Reviewing the Review: July 30 2006

Book Review, what’s with the mixed metaphors today? I trust you all took basic English in college? Witness:

Boyle depicts his whirling, pestilential world like an amused, not unaffectionate Hieronymous Bosch, graphically detailing the 31 flavors of greed.
— Will Blythe on T. Coraghessan Boyle’s Talk Talk

Egan constructs a prism that refracts themes of power, knowledge, confinement and escape through the multiple levels of her story.
— Madison Smartt Bell on Jennifer Egan’s The Keep

I was not aware that Bosch ever depicted Baskin-Robbins ice cream. And, Mr. Bell, we may refract through lenses, or we may climb through levels, but we really can’t refract through levels.

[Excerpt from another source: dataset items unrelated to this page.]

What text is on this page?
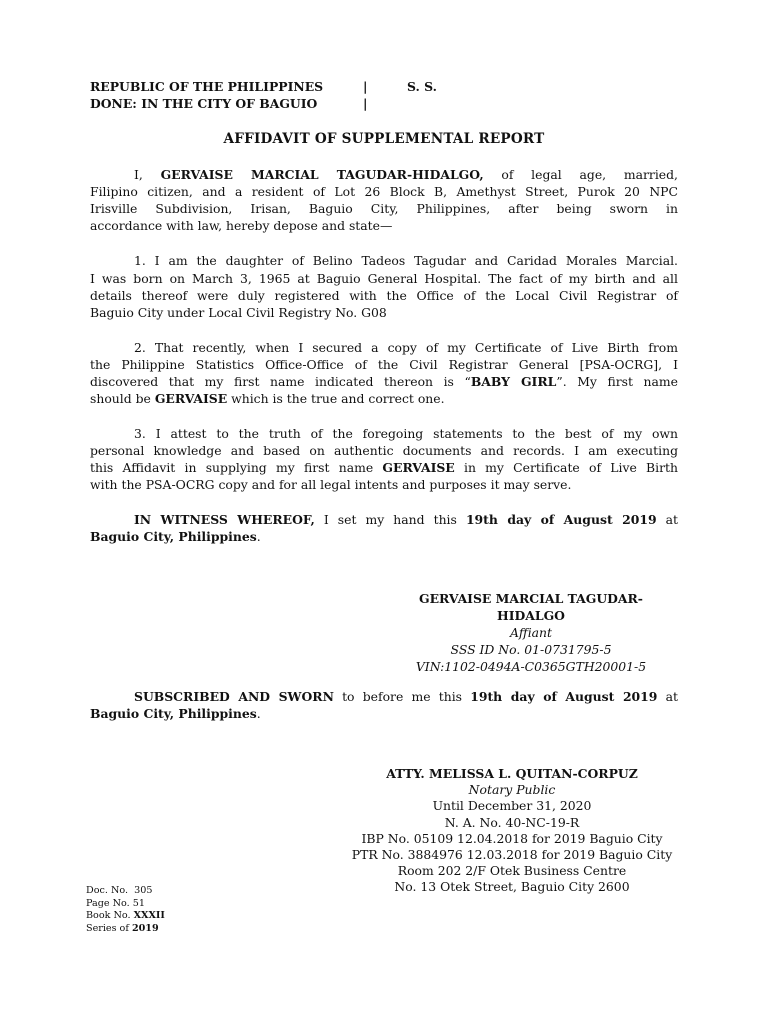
REPUBLIC OF THE PHILIPPINES	|	S. S.
DONE: IN THE CITY OF BAGUIO	|
AFFIDAVIT OF SUPPLEMENTAL REPORT
I, GERVAISE MARCIAL TAGUDAR-HIDALGO, of legal age, married,
Filipino citizen, and a resident of Lot 26 Block B, Amethyst Street, Purok 20 NPC
Irisville Subdivision, Irisan, Baguio City, Philippines, after being sworn in
accordance with law, hereby depose and state—
1. I am the daughter of Belino Tadeos Tagudar and Caridad Morales Marcial.
I was born on March 3, 1965 at Baguio General Hospital. The fact of my birth and all
details thereof were duly registered with the Office of the Local Civil Registrar of
Baguio City under Local Civil Registry No. G08
2. That recently, when I secured a copy of my Certificate of Live Birth from
the Philippine Statistics Office-Office of the Civil Registrar General [PSA-OCRG], I
discovered that my first name indicated thereon is “BABY GIRL”. My first name
should be GERVAISE which is the true and correct one.
3. I attest to the truth of the foregoing statements to the best of my own
personal knowledge and based on authentic documents and records. I am executing
this Affidavit in supplying my first name GERVAISE in my Certificate of Live Birth
with the PSA-OCRG copy and for all legal intents and purposes it may serve.
IN WITNESS WHEREOF, I set my hand this 19th day of August 2019 at
Baguio City, Philippines.
GERVAISE MARCIAL TAGUDAR-
HIDALGO
Affiant
SSS ID No. 01-0731795-5
VIN:1102-0494A-C0365GTH20001-5
SUBSCRIBED AND SWORN to before me this 19th day of August 2019 at
Baguio City, Philippines.
ATTY. MELISSA L. QUITAN-CORPUZ
Notary Public
Until December 31, 2020
N. A. No. 40-NC-19-R
IBP No. 05109 12.04.2018 for 2019 Baguio City
PTR No. 3884976 12.03.2018 for 2019 Baguio City
Room 202 2/F Otek Business Centre
No. 13 Otek Street, Baguio City 2600
Doc. No. 305
Page No. 51
Book No. XXXII
Series of 2019
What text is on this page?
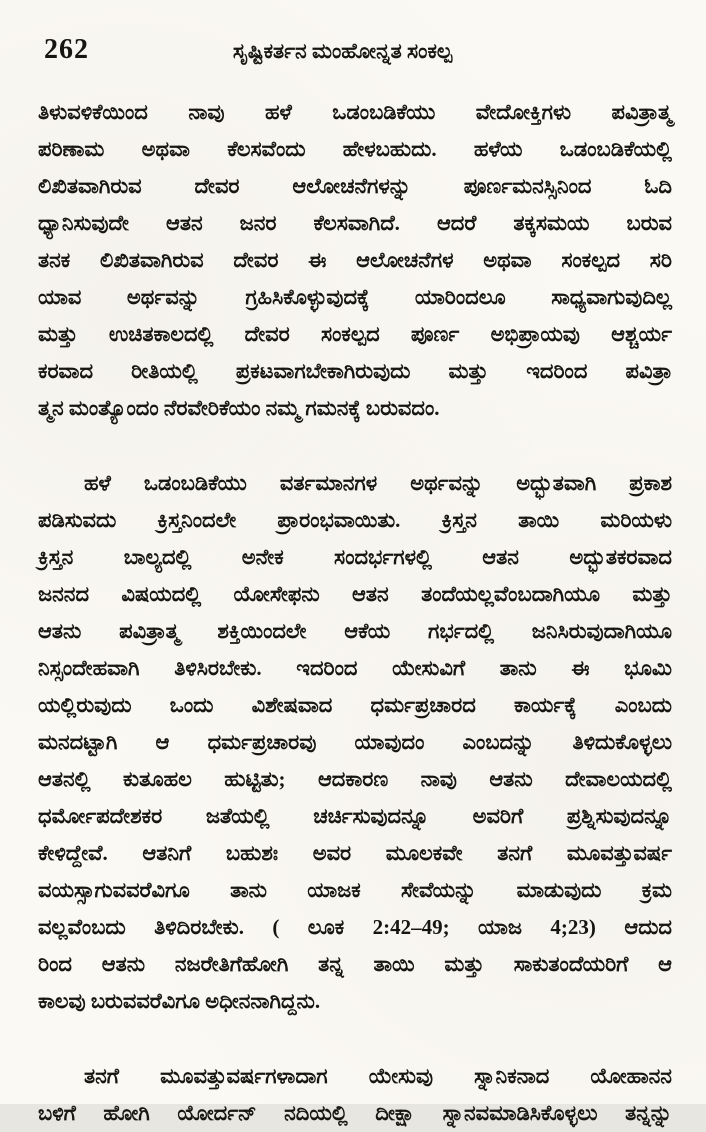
262	ಸೃಷ್ಟಿಕರ್ತನ ಮಂಹೋನ್ನತ ಸಂಕಲ್ಪ
ತಿಳುವಳಿಕೆಯಿಂದ ನಾವು ಹಳೆ ಒಡಂಬಡಿಕೆಯು ವೇದೋಕ್ತಿಗಳು ಪವಿತ್ರಾತ್ಮ
ಪರಿಣಾಮ ಅಥವಾ ಕೆಲಸವೆಂದು ಹೇಳಬಹುದು. ಹಳೆಯ ಒಡಂಬಡಿಕೆಯಲ್ಲಿ
ಲಿಖಿತವಾಗಿರುವ ದೇವರ ಆಲೋಚನೆಗಳನ್ನು ಪೂರ್ಣಮನಸ್ಸಿನಿಂದ ಓದಿ
ಧ್ಯಾನಿಸುವುದೇ ಆತನ ಜನರ ಕೆಲಸವಾಗಿದೆ. ಆದರೆ ತಕ್ಕಸಮಯ ಬರುವ
ತನಕ ಲಿಖಿತವಾಗಿರುವ ದೇವರ ಈ ಆಲೋಚನೆಗಳ ಅಥವಾ ಸಂಕಲ್ಪದ ಸರಿ
ಯಾವ ಅರ್ಥವನ್ನು ಗ್ರಹಿಸಿಕೊಳ್ಳುವುದಕ್ಕೆ ಯಾರಿಂದಲೂ ಸಾಧ್ಯವಾಗುವುದಿಲ್ಲ
ಮತ್ತು ಉಚಿತಕಾಲದಲ್ಲಿ ದೇವರ ಸಂಕಲ್ಪದ ಪೂರ್ಣ ಅಭಿಪ್ರಾಯವು ಆಶ್ಚರ್ಯ
ಕರವಾದ ರೀತಿಯಲ್ಲಿ ಪ್ರಕಟವಾಗಬೇಕಾಗಿರುವುದು ಮತ್ತು ಇದರಿಂದ ಪವಿತ್ರಾ
ತ್ಮನ ಮಂತ್ಯೊಂದಂ ನೆರವೇರಿಕೆಯಂ ನಮ್ಮ ಗಮನಕ್ಕೆ ಬರುವದಂ.
ಹಳೆ ಒಡಂಬಡಿಕೆಯು ವರ್ತಮಾನಗಳ ಅರ್ಥವನ್ನು ಅದ್ಭುತವಾಗಿ ಪ್ರಕಾಶ
ಪಡಿಸುವದು ಕ್ರಿಸ್ತನಿಂದಲೇ ಪ್ರಾರಂಭವಾಯಿತು. ಕ್ರಿಸ್ತನ ತಾಯಿ ಮರಿಯಳು
ಕ್ರಿಸ್ತನ ಬಾಲ್ಯದಲ್ಲಿ ಅನೇಕ ಸಂದರ್ಭಗಳಲ್ಲಿ ಆತನ ಅದ್ಭುತಕರವಾದ
ಜನನದ ವಿಷಯದಲ್ಲಿ ಯೋಸೇಫನು ಆತನ ತಂದೆಯಲ್ಲವೆಂಬದಾಗಿಯೂ ಮತ್ತು
ಆತನು ಪವಿತ್ರಾತ್ಮ ಶಕ್ತಿಯಿಂದಲೇ ಆಕೆಯ ಗರ್ಭದಲ್ಲಿ ಜನಿಸಿರುವುದಾಗಿಯೂ
ನಿಸ್ಸಂದೇಹವಾಗಿ ತಿಳಿಸಿರಬೇಕು. ಇದರಿಂದ ಯೇಸುವಿಗೆ ತಾನು ಈ ಭೂಮಿ
ಯಲ್ಲಿರುವುದು ಒಂದು ವಿಶೇಷವಾದ ಧರ್ಮಪ್ರಚಾರದ ಕಾರ್ಯಕ್ಕೆ ಎಂಬದು
ಮನದಟ್ಟಾಗಿ ಆ ಧರ್ಮಪ್ರಚಾರವು ಯಾವುದಂ ಎಂಬದನ್ನು ತಿಳಿದುಕೊಳ್ಳಲು
ಆತನಲ್ಲಿ ಕುತೂಹಲ ಹುಟ್ಟಿತು; ಆದಕಾರಣ ನಾವು ಆತನು ದೇವಾಲಯದಲ್ಲಿ
ಧರ್ಮೋಪದೇಶಕರ ಜತೆಯಲ್ಲಿ ಚರ್ಚಿಸುವುದನ್ನೂ ಅವರಿಗೆ ಪ್ರಶ್ನಿಸುವುದನ್ನೂ
ಕೇಳಿದ್ದೇವೆ. ಆತನಿಗೆ ಬಹುಶಃ ಅವರ ಮೂಲಕವೇ ತನಗೆ ಮೂವತ್ತುವರ್ಷ
ವಯಸ್ಸಾಗುವವರೆವಿಗೂ ತಾನು ಯಾಜಕ ಸೇವೆಯನ್ನು ಮಾಡುವುದು ಕ್ರಮ
ವಲ್ಲವೆಂಬದು ತಿಳಿದಿರಬೇಕು. ( ಲೂಕ 2:42–49; ಯಾಜ 4;23) ಆದುದ
ರಿಂದ ಆತನು ನಜರೇತಿಗೆಹೋಗಿ ತನ್ನ ತಾಯಿ ಮತ್ತು ಸಾಕುತಂದೆಯರಿಗೆ ಆ
ಕಾಲವು ಬರುವವರೆವಿಗೂ ಅಧೀನನಾಗಿದ್ದನು.
ತನಗೆ ಮೂವತ್ತುವರ್ಷಗಳಾದಾಗ ಯೇಸುವು ಸ್ನಾನಿಕನಾದ ಯೋಹಾನನ
ಬಳಿಗೆ ಹೋಗಿ ಯೋರ್ದನ್ ನದಿಯಲ್ಲಿ ದೀಕ್ಷಾ ಸ್ನಾನವಮಾಡಿಸಿಕೊಳ್ಳಲು ತನ್ನನ್ನು
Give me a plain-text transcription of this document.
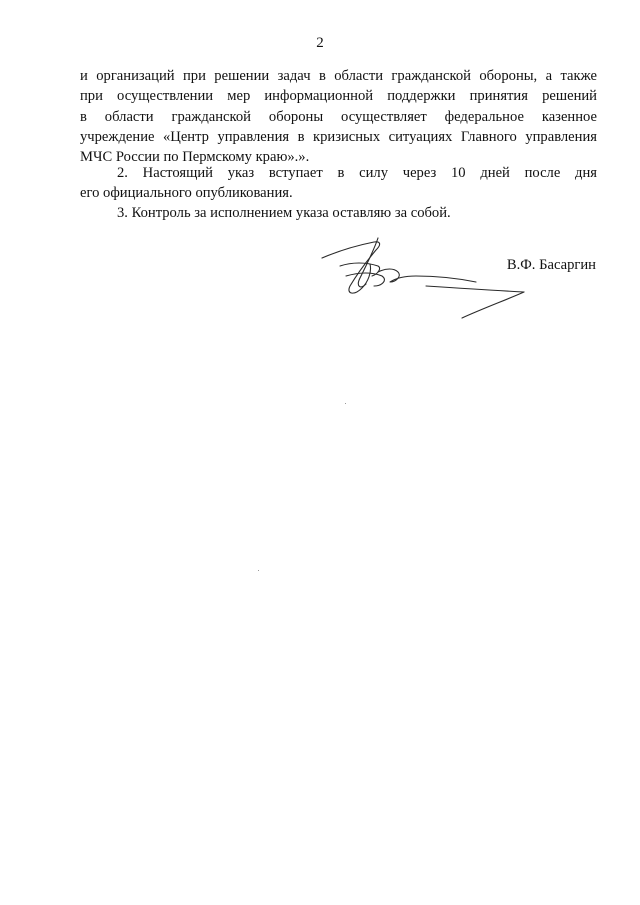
2
и организаций при решении задач в области гражданской обороны, а также
при осуществлении мер информационной поддержки принятия решений
в области гражданской обороны осуществляет федеральное казенное
учреждение «Центр управления в кризисных ситуациях Главного управления
МЧС России по Пермскому краю».».
2. Настоящий указ вступает в силу через 10 дней после дня
его официального опубликования.
3. Контроль за исполнением указа оставляю за собой.
В.Ф. Басаргин
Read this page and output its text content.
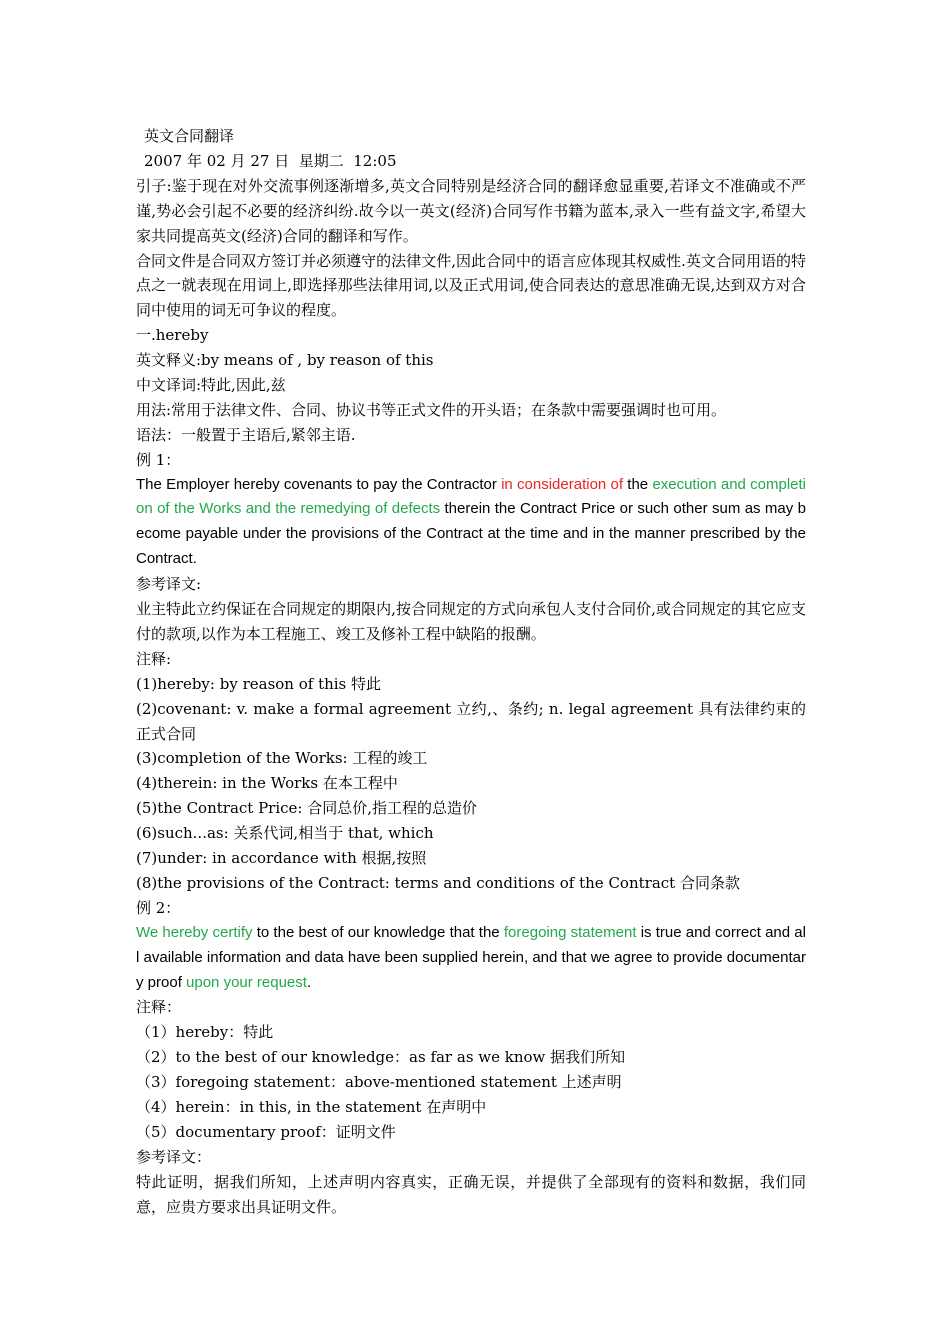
英文合同翻译
2007 年 02 月 27 日  星期二  12:05
引子:鉴于现在对外交流事例逐渐增多,英文合同特别是经济合同的翻译愈显重要,若译文不准确或不严谨,势必会引起不必要的经济纠纷.故今以一英文(经济)合同写作书籍为蓝本,录入一些有益文字,希望大家共同提高英文(经济)合同的翻译和写作。
合同文件是合同双方签订并必须遵守的法律文件,因此合同中的语言应体现其权威性.英文合同用语的特点之一就表现在用词上,即选择那些法律用词,以及正式用词,使合同表达的意思准确无误,达到双方对合同中使用的词无可争议的程度。
一.hereby
英文释义:by means of , by reason of this
中文译词:特此,因此,兹
用法:常用于法律文件、合同、协议书等正式文件的开头语；在条款中需要强调时也可用。
语法：一般置于主语后,紧邻主语.
例 1：
The Employer hereby covenants to pay the Contractor in consideration of the execution and completion of the Works and the remedying of defects therein the Contract Price or such other sum as may become payable under the provisions of the Contract at the time and in the manner prescribed by the Contract.
参考译文:
业主特此立约保证在合同规定的期限内,按合同规定的方式向承包人支付合同价,或合同规定的其它应支付的款项,以作为本工程施工、竣工及修补工程中缺陷的报酬。
注释:
(1)hereby: by reason of this 特此
(2)covenant: v. make a formal agreement 立约,、条约; n. legal agreement 具有法律约束的正式合同
(3)completion of the Works: 工程的竣工
(4)therein: in the Works 在本工程中
(5)the Contract Price: 合同总价,指工程的总造价
(6)such...as: 关系代词,相当于 that, which
(7)under: in accordance with 根据,按照
(8)the provisions of the Contract: terms and conditions of the Contract 合同条款
例 2：
We hereby certify to the best of our knowledge that the foregoing statement is true and correct and all available information and data have been supplied herein, and that we agree to provide documentary proof upon your request.
注释：
（1）hereby：特此
（2）to the best of our knowledge：as far as we know 据我们所知
（3）foregoing statement：above-mentioned statement 上述声明
（4）herein：in this, in the statement 在声明中
（5）documentary proof：证明文件
参考译文：
特此证明，据我们所知，上述声明内容真实，正确无误，并提供了全部现有的资料和数据，我们同意，应贵方要求出具证明文件。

Okay, enough of that grammatical nonsense (I’m just riffin’ here). Infractions involving refractions aside, I am satisfied and intrigued by Bell’s cover article on Jennifer Egan’s ambitious new novel about betrayal and reconnection in the modern age. One character “has a physical sixth sense for the presence of wireless networks” while his former best friend attempts to build “a retreat where Dungeons and Dragons, Grand Theft Auto and the pseudocommunities of the internet may all be replaced by a much older magic”. I want to read this book.

But Will Blythe’s ponderous musings on the career of T. Coraghessan Boyle are a turn-off, especially when he compares the author to a great punk-rock vocalist:

… it was as if Johnny Rotten — safety pinned and leering — had stepped up to the mike, hocked a loogie into the crowd and started singing like Frank Sinatra.

Uh, no. I’ve seen the Sex Pistols in concert and I’ve been to a T. Coraghessan Boyle reading. If Boyle were that exciting, he’d be a lot more exciting than he is. Will Blythe spends too little time describing the new novel and way too much time ruminating on the legend that supposedly surrounds this author (personally, I always thought of T. C. Boyle as an underachiever, promising greatness and consistently failing to deliver).

Other notable moments in this weekend’s New York Times Book Review include Gary Kamiya’s amused introduction to Scott Smith’s new thriller, The Ruins, in which two young couples face horror and danger in the Yucatan peninsula. The fact that I find myself wanting to read this book is a tribute to the critic’s skill for description, since I never read books like this and rarely find myself wanting to.

Nick Gillespie’s explication of John Dean’s Conservatives Without Conscience is a bit sludgy, but I’m glad to see the Book Review continuing to pay attention to John Dean, a once-disgraced former Nixon White House lawyer who found himself at the center of the Watergate cover-up 34 years ago and is now working hard to build a new name for himself as a critic of contemporary conservative politics. I admire Dean’s energetic self-renewal, and I respect his previous book, Worse Than Watergate, in which he unfavorably compared George W. Bush’s presidency to Richard Nixon’s.

Rachel Donadio’s endpaper on the economics of backlist publishing has some useful information, though Donadio’s voice is unimaginative and pedantic.

“It only works if you’re employing some kind of print-on-demand,” she [Susan Meldow of Scribner] said, referring to a techonology that allows publishers to print a few books at a time, as they are ordered.

Actually, Rachel, I think just about everybody knows what “print-on-demand” means already.

3 Responses

  1. Boyled AliveI used to think
    Boyled Alive

    I used to think TCB was an underachiever, too, Levi, until I read Tooth and Claw. I think with one or two exceptions, every story in the collection delivers. To me, his regular presence in The New Yorker alone is enough to redeem the otherwise fatuous tenure of Tina Brown.

  2. This is hardly a thoughtful
    This is hardly a thoughtful critique, but for me Boyle will always stand above criticism after I took his creative writing class. He was the worst kind of phone-in teacher, but I’d be lying if I didn’t admit that having Boyle call one of my typical-19-year-old DeLillo-wannabe stories “pretty good” helped get me through a lot of rejection later on.

    And, objectively speaking, I thought the title story from After the Plague was a genius take on a seemingly hackneyed premise.

  3. That’s interesting — thanks
    That’s interesting — thanks for the tips. I definitely would never think the jury is out on T. C. B. I read his Battle Creek book (can’t even remember the name, which says something right there!), part of Drop City and a few short stories. They all had something going for them, but I haven’t found the one that works for me yet.